Die Bezirksregierung plant eine Gewässerausbaumaßnahme an der Sieg unterhalb von Zange, für die sie Eigentumsflächen der Stadt Siegburg benötigt. Die Stadt Siegburg wiederum braucht enorme Aushubmassen aus der Siegaue, um die riesige Fläche von 4,5 Hektar Aue trockenlegen zu können. Leider entsteht daraus keine Win-Win-Situation, sondern die Natur verliert doppelt. Sie verliert 4,5 ha Überschwemmungsaue, die der weiteren Gewässer- und Auenentwicklung dauerhaft entzogen werden. Zugleich führt die gewaltige Mengenentnahme von 200.000 cbm Kies aus der Aue dazu, dass diese eingetieft wird und insgesamt im Sommer noch stärker austrocknet.

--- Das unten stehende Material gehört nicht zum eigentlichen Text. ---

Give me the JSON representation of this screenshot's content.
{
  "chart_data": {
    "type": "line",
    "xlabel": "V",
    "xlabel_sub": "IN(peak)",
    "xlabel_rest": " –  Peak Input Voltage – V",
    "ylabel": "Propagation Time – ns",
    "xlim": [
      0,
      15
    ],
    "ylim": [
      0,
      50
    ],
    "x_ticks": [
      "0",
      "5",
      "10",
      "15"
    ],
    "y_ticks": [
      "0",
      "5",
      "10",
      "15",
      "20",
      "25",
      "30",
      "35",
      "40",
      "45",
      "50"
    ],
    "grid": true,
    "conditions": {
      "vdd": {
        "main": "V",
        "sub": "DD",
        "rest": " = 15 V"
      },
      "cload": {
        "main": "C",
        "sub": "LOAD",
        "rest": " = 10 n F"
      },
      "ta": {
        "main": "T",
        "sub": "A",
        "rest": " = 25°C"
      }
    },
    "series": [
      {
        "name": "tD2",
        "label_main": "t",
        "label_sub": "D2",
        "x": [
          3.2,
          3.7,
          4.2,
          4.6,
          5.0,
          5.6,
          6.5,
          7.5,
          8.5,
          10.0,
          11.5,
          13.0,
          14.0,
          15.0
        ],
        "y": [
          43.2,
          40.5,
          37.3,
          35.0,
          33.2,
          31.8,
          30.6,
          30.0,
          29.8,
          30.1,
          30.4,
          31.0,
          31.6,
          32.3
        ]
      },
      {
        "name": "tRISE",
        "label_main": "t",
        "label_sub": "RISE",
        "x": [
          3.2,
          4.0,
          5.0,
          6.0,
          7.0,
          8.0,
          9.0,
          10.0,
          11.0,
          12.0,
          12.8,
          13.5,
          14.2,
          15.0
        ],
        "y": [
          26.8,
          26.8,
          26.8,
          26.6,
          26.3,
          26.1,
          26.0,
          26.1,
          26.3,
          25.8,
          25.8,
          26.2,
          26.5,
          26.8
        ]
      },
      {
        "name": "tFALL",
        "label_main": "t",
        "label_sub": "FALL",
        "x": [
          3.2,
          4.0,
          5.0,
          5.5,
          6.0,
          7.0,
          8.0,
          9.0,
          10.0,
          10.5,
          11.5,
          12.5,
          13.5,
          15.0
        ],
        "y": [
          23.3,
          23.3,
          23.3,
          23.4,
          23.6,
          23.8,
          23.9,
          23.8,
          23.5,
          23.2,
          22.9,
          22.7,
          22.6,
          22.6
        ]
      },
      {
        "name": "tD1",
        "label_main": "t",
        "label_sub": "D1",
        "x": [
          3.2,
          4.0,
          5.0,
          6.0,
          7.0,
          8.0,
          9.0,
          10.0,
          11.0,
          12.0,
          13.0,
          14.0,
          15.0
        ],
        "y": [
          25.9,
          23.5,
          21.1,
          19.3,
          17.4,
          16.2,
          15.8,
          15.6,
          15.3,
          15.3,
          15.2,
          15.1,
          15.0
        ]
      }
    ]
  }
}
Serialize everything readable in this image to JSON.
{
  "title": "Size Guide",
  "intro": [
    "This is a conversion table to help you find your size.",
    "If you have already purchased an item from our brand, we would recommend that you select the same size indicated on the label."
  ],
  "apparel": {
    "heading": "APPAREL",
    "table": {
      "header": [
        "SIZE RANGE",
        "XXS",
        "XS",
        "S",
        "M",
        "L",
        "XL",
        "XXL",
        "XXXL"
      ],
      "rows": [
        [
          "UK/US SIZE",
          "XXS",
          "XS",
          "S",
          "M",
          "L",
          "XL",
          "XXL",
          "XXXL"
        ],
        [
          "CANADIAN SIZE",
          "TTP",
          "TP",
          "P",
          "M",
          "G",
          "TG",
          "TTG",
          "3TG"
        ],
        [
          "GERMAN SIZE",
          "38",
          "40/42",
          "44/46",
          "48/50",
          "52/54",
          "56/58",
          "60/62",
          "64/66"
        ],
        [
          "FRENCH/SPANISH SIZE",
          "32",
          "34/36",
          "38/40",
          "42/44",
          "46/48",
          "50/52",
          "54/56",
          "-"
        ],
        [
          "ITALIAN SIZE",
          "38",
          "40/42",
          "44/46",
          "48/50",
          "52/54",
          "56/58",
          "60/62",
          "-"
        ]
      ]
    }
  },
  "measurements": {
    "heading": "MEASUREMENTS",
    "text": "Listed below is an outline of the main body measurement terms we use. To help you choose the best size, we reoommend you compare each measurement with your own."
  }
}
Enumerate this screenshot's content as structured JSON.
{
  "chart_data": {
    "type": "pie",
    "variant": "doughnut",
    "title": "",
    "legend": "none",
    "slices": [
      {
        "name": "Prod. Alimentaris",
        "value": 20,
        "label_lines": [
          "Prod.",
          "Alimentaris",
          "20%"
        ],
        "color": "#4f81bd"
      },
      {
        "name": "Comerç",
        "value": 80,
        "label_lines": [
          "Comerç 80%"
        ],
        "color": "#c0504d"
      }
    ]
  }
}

Der BUND NRW tritt diesem unglücklichen, rheinischen Kopplungsgeschäft entgegen. Er hat am 22.12.2023 fristwahrend Klage beim Oberverwaltungsgericht Münster gegen die Ausbauplanung der Sieg eingelegt. In der Folge stehen auch weitere Genehmigungen auf dem Prüfstand, denn im Erfolgsfall der Klage gegen die Plangenehmigung vom 15.11.2023 dürfte zugleich die wasserrechtliche Genehmigung für die Bodendeponie als Basis der geplanten Spielbank kippen.
Die Planungen insgesamt sind nach Auffassung des BUND NRW rechtswidrig. Sie widersprechen dem Hochwasserschutz, sind mit dem FFH-Gebietsschutz nicht zu vereinbaren und führen dazu, die Siegaue weiter auszutrocknen. Klimaanpassung geht anders!